LEWIS: Canker has plagued the Florida citrus industry since 1995. The disease scars the fruit and makes it fall off the tree early. Canker gets worse every time a hurricane blows over because the high winds and rain spread the disease. After two years of devastating storms, the federal government says eradication of canker is now impossible, and there's a new threat, greening, which is spread by a moth-like insect. Unlike canker, it kills the tree. University of Florida citrus expert, Pete Timmer, says greening has the potential to destroy the industry and growers.

Mr. PETE TIMMER (Citrus expert, University of Florida): They're afraid of it, and certainly, it warrants a lot of concern.

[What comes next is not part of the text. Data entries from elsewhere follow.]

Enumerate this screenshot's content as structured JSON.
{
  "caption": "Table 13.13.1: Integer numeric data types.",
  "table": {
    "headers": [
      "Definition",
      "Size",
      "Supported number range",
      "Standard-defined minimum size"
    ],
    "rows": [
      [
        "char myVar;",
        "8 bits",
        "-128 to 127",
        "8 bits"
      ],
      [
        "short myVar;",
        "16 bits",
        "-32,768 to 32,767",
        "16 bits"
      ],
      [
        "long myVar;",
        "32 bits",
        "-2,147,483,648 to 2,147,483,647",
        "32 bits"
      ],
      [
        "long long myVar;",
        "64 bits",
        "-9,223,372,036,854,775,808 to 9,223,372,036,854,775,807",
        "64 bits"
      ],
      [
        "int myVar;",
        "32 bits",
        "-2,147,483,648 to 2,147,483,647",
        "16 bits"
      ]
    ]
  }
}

LEWIS: Worldwide, greening has killed more than 60 million trees. Florida's citrus industry has endured tough times before; deep freezes in the 1980s, canker in the '90s and increased competition from Brazil. Now, with canker, greening, hurricanes and urban growth, citrus experts are starting to raise the warning flag. Ron Hamel is with the Gulf Citrus Growers Association.

Mr. RON HAMEL (Executive Vice President, Gulf Citrus Growers Association): To say the least, we're probably facing the most threat to our industry that we've ever experienced in the history of the industry.

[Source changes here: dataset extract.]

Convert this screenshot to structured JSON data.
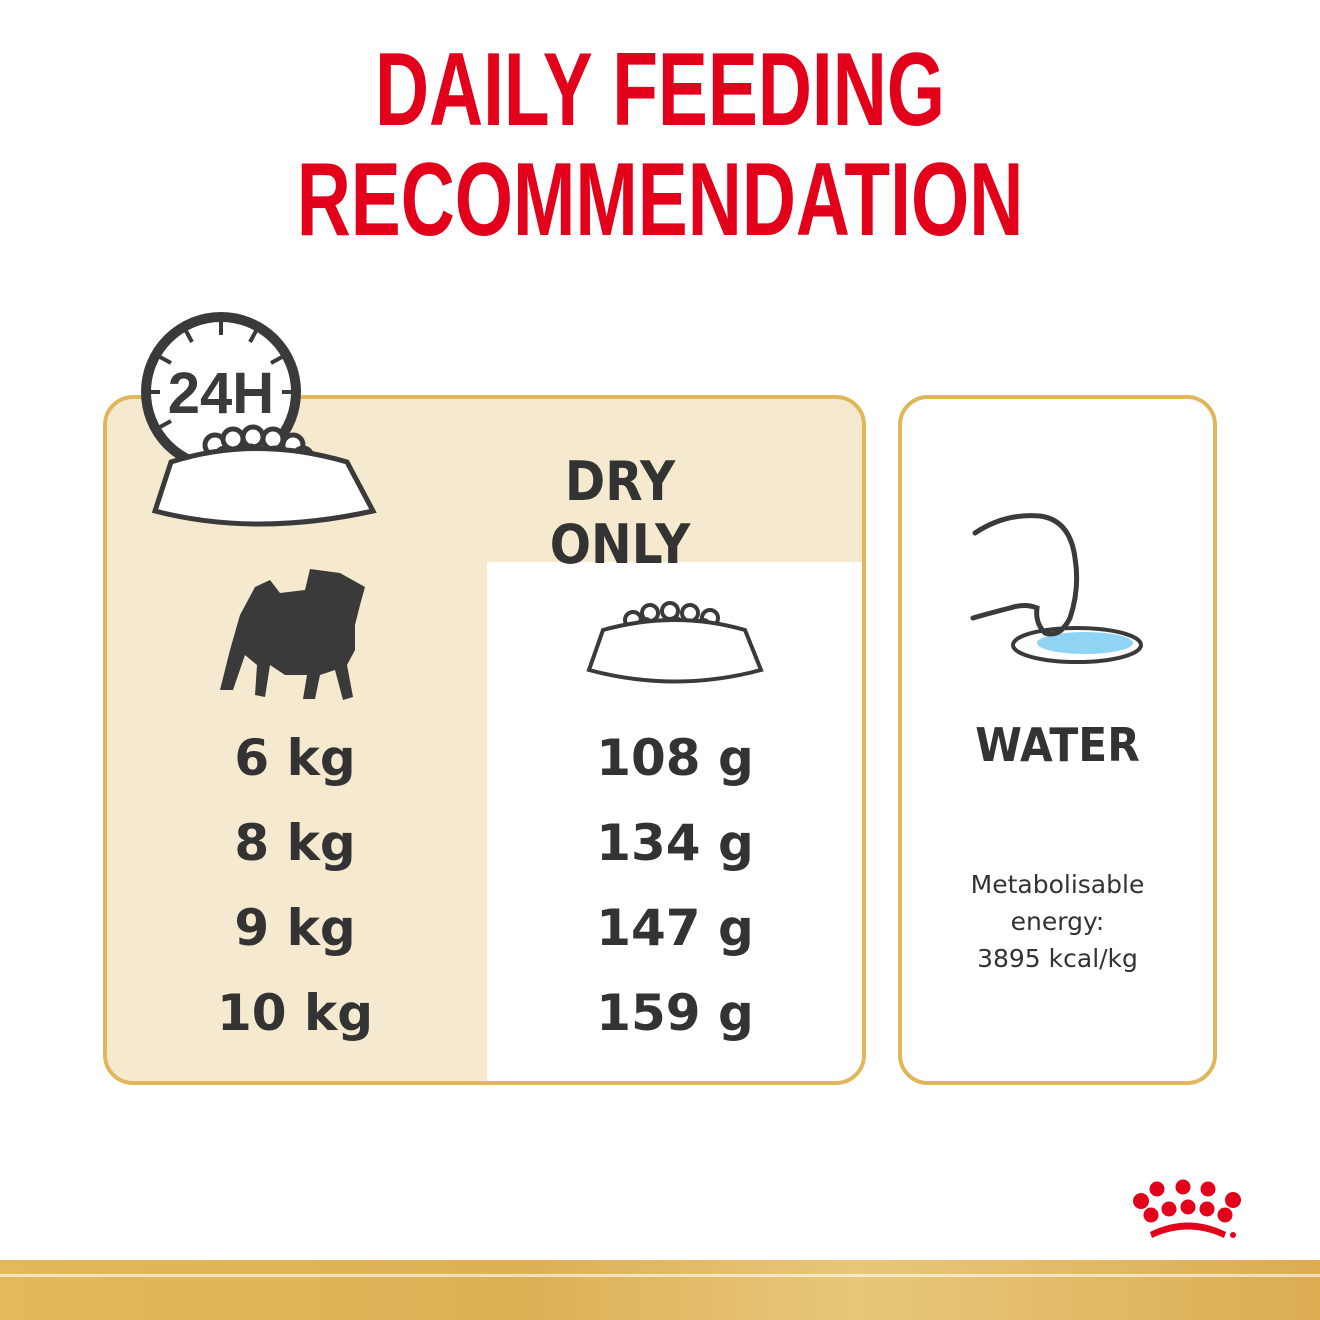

LEWIS: These threats are already too much for some growers. Miller Kouse(ph) had 240 acres of groves until six months ago. That's when canker wiped it all out. He's seen land values quadruple around him. Now, he's selling off a big chunk of his land for $20,000.00 an acre.

Mr. MILLER KOUSE (Florida citrus-grower): You know, it's just, it's an economic decision, but it's a tough decision. Some of this land's been in the family for 60, 70 years, so it's, you know, it is part of the family at that point.

LEWIS: Ron Hamel of Gulf Citrus Growers says Kouse, like many other of the state's 10,000 growers, find themselves facing tough decisions.

Mr. HAMEL: The majority of growers would like to stay in the citrus industry. The question is how? That's where we are now as an industry, trying to look at how we can do that.

LEWIS: Things like growing citrus in greenhouses and finding more efficient ways to farm. Hamel is encouraged by some recent news. After several years of declines, orange prices have finally started to go up. If growers can hang on, he says, the citrus industry can shake off this sour taste.

For NPR News, I'm Russell Lewis in Ft. Myers, Florida.